Até Amanhã! é o primeiro conto da antologia do livro IMPREVISTOS DE UMA VIAGEM COTIDIANA, de Mary Difatto.
Toda semana será publicado um.
 Bons "imprevistos de viagem"!



                                               ATÉ AMANHÃ!

Tinha saído despretensiosamente, apenas na alegria simples de estar fora de casa.
        Entretanto, alguém conhecido a vendo daquele jeito, tão faceira, cheia de adornos e bocas, diria que iria a um coquetel muito importante, e que até ela mesma se tornara uma “pessoa importante”.
Mas, não.
        Nelise era uma moça do cotidiano, aquela que pega a bolsa, enxerga apetrechos de sobreviver lá dentro, e vai à luta.
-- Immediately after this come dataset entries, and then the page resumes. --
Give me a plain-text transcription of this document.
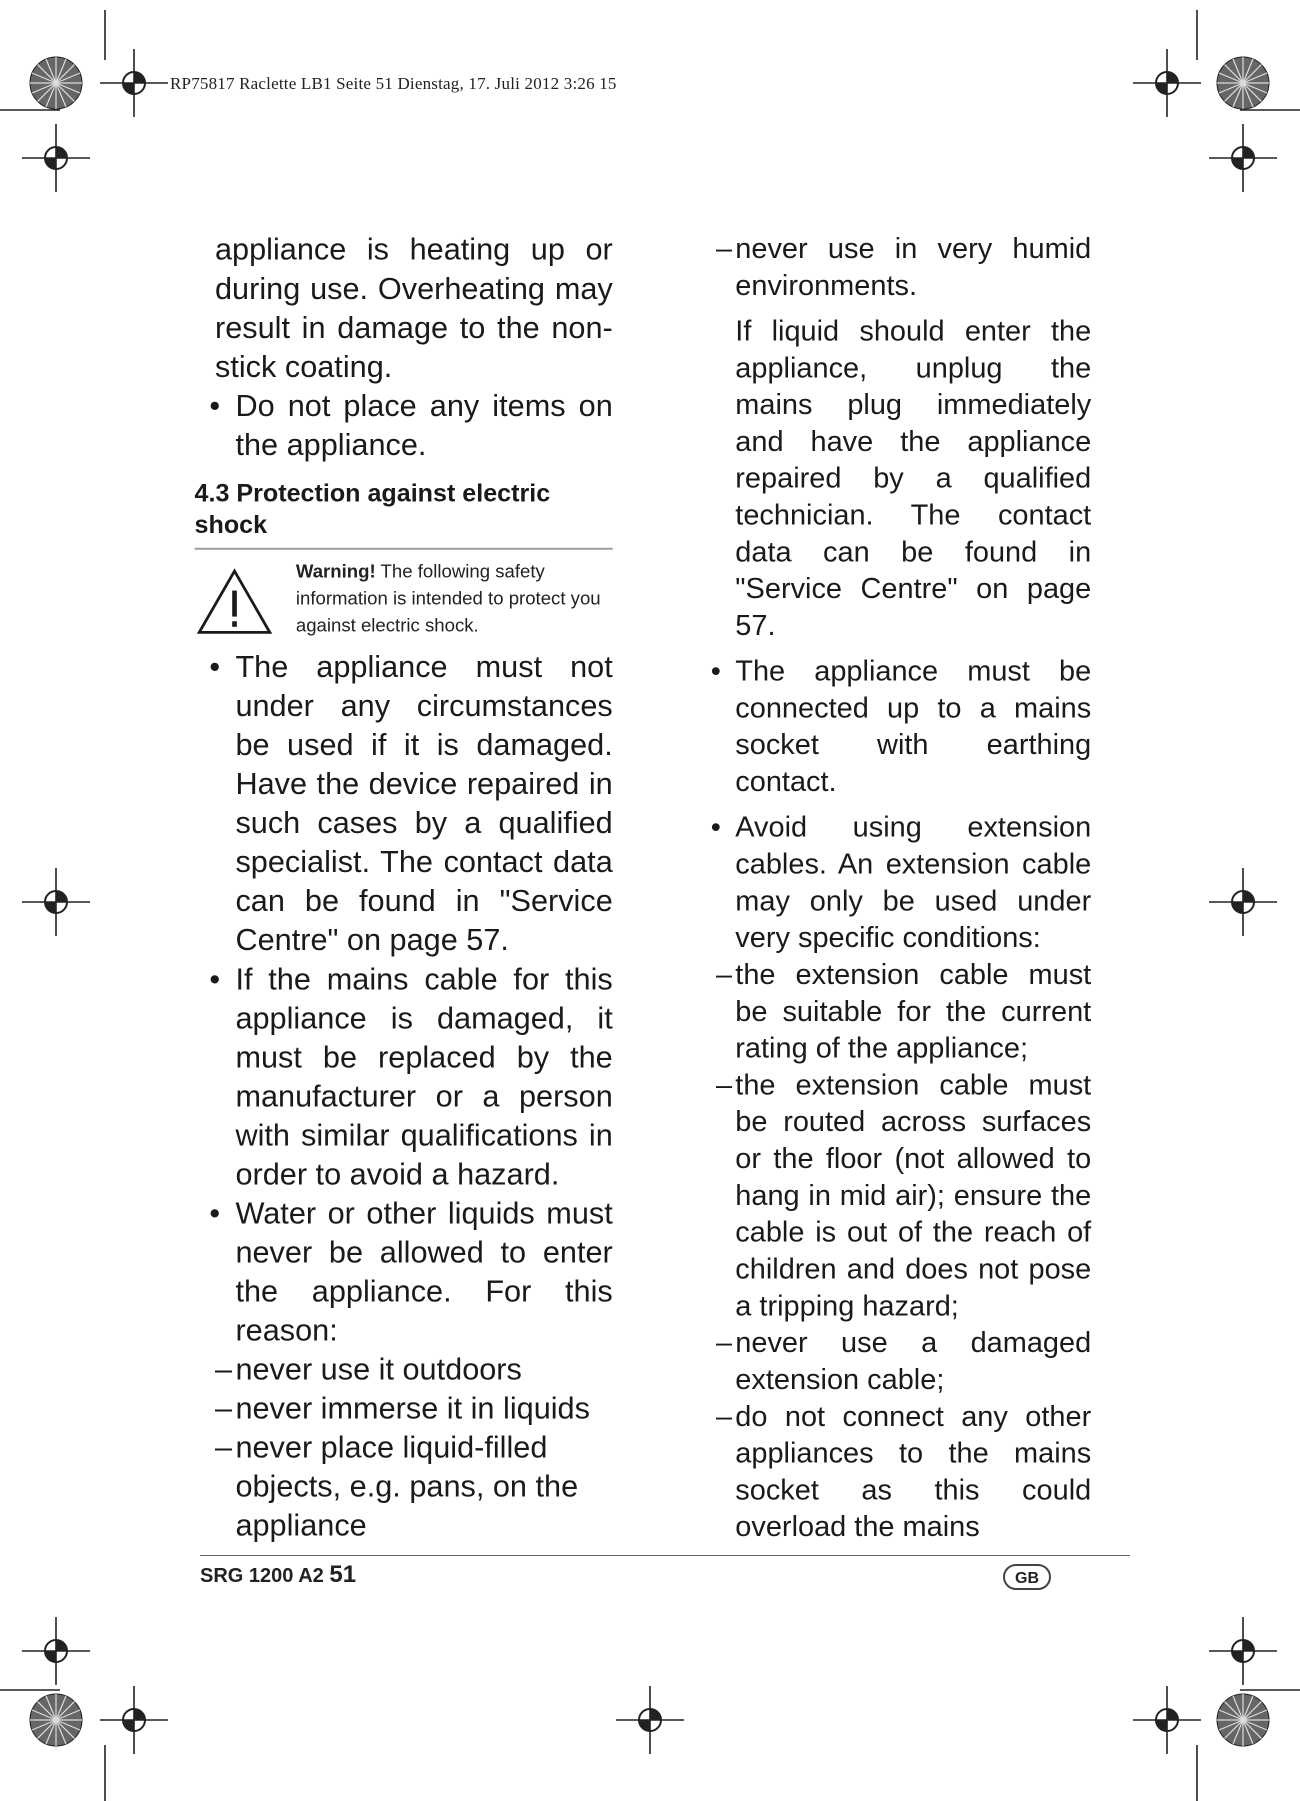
RP75817 Raclette LB1 Seite 51 Dienstag, 17. Juli 2012 3:26 15

appliance is heating up or during use. Overheating may result in damage to the non-stick coating.

• Do not place any items on the appliance.

4.3 Protection against electric shock

Warning! The following safety information is intended to protect you against electric shock.

• The appliance must not under any circumstances be used if it is damaged. Have the device repaired in such cases by a qualified specialist. The contact data can be found in "Service Centre" on page 57.

• If the mains cable for this appliance is damaged, it must be replaced by the manufacturer or a person with similar qualifications in order to avoid a hazard.

• Water or other liquids must never be allowed to enter the appliance. For this reason:

– never use it outdoors

– never immerse it in liquids

– never place liquid-filled objects, e.g. pans, on the appliance

– never use in very humid environments.

If liquid should enter the appliance, unplug the mains plug immediately and have the appliance repaired by a qualified technician. The contact data can be found in "Service Centre" on page 57.

• The appliance must be connected up to a mains socket with earthing contact.

• Avoid using extension cables. An extension cable may only be used under very specific conditions:

– the extension cable must be suitable for the current rating of the appliance;

– the extension cable must be routed across surfaces or the floor (not allowed to hang in mid air); ensure the cable is out of the reach of children and does not pose a tripping hazard;

– never use a damaged extension cable;

– do not connect any other appliances to the mains socket as this could overload the mains

SRG 1200 A2 51	GB
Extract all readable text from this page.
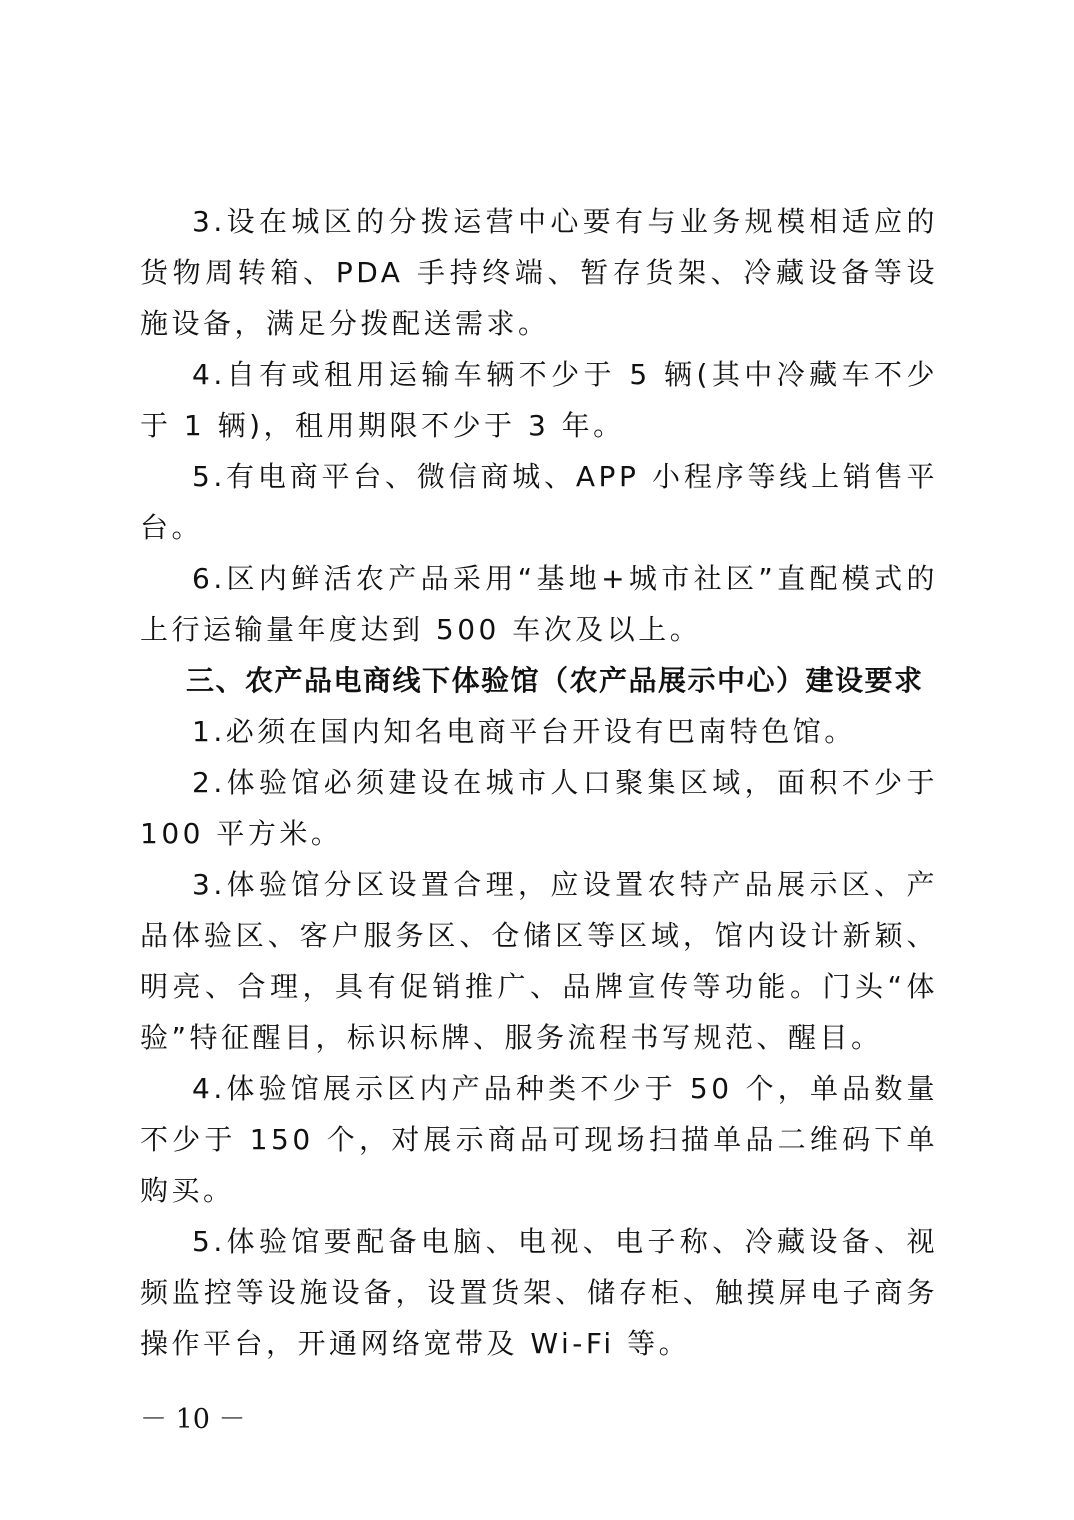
3.设在城区的分拨运营中心要有与业务规模相适应的货物周转箱、PDA 手持终端、暂存货架、冷藏设备等设施设备，满足分拨配送需求。

4.自有或租用运输车辆不少于 5 辆(其中冷藏车不少于 1 辆)，租用期限不少于 3 年。

5.有电商平台、微信商城、APP 小程序等线上销售平台。

6.区内鲜活农产品采用“基地+城市社区”直配模式的上行运输量年度达到 500 车次及以上。

三、农产品电商线下体验馆（农产品展示中心）建设要求

1.必须在国内知名电商平台开设有巴南特色馆。

2.体验馆必须建设在城市人口聚集区域，面积不少于 100 平方米。

3.体验馆分区设置合理，应设置农特产品展示区、产品体验区、客户服务区、仓储区等区域，馆内设计新颖、明亮、合理，具有促销推广、品牌宣传等功能。门头“体验”特征醒目，标识标牌、服务流程书写规范、醒目。

4.体验馆展示区内产品种类不少于 50 个，单品数量不少于 150 个，对展示商品可现场扫描单品二维码下单购买。

5.体验馆要配备电脑、电视、电子称、冷藏设备、视频监控等设施设备，设置货架、储存柜、触摸屏电子商务操作平台，开通网络宽带及 Wi-Fi 等。

－ 10 －
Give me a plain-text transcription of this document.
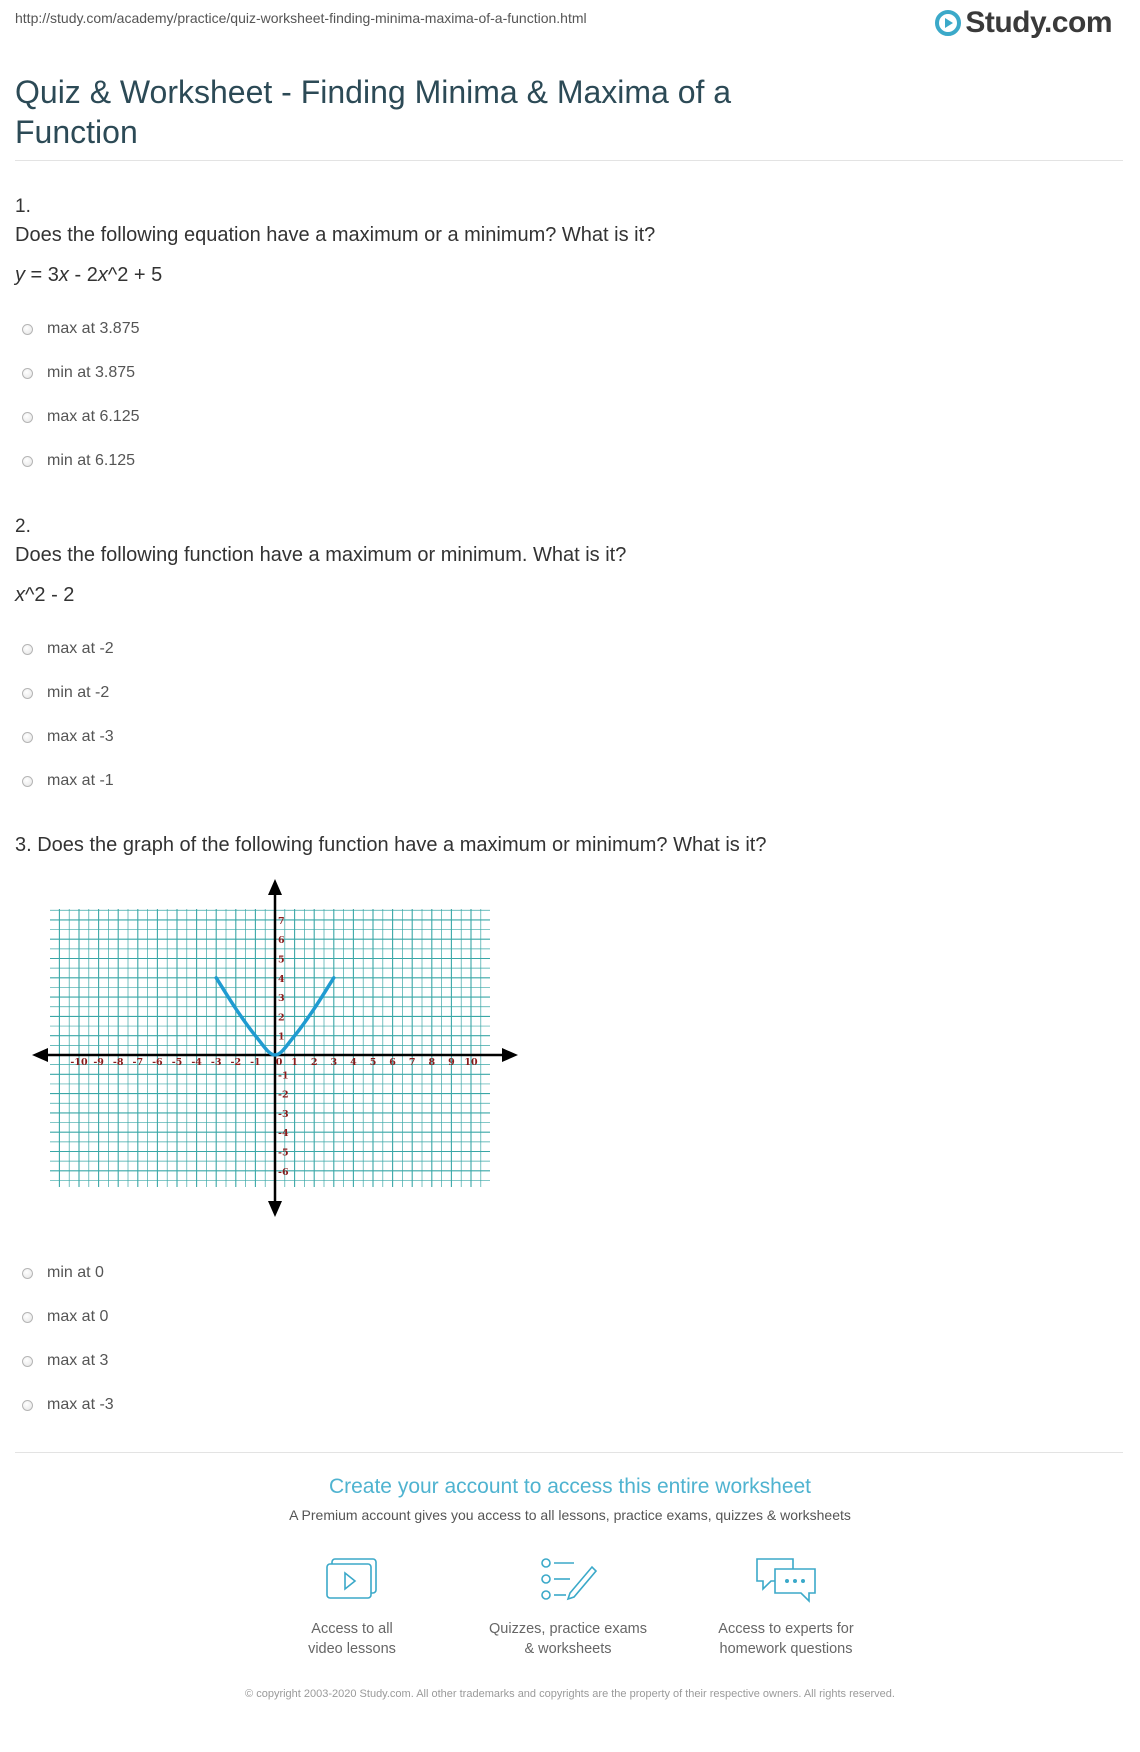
http://study.com/academy/practice/quiz-worksheet-finding-minima-maxima-of-a-function.html	Study.com
Quiz & Worksheet - Finding Minima & Maxima of a Function
1.
Does the following equation have a maximum or a minimum? What is it?
y = 3x - 2x^2 + 5
max at 3.875
min at 3.875
max at 6.125
min at 6.125
2.
Does the following function have a maximum or minimum. What is it?
x^2 - 2
max at -2
min at -2
max at -3
max at -1
3. Does the graph of the following function have a maximum or minimum? What is it?
-10 -9 -8 -7 -6 -5 -4 -3 -2 -1 0 1 2 3 4 5 6 7 8 9 10
1
2
3
4
5
6
7
-1
-2
-3
-4
-5
-6
min at 0
max at 0
max at 3
max at -3
Create your account to access this entire worksheet
A Premium account gives you access to all lessons, practice exams, quizzes & worksheets
Access to all
video lessons
Quizzes, practice exams
& worksheets
Access to experts for
homework questions
© copyright 2003-2020 Study.com. All other trademarks and copyrights are the property of their respective owners. All rights reserved.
        Trabalhava de dia; era atendente de estacionamento. Chegava tarde o suficiente para o filhinho de três anos dizer-lhe “boa-noite”.
       Separada do marido, casou-se muito cedo, e nada de vir filhos. Só após oito anos de união, é que o ventre lhe entregou o garotinho dos olhos negros mais expressivos e lindos que já vislumbrara na vida.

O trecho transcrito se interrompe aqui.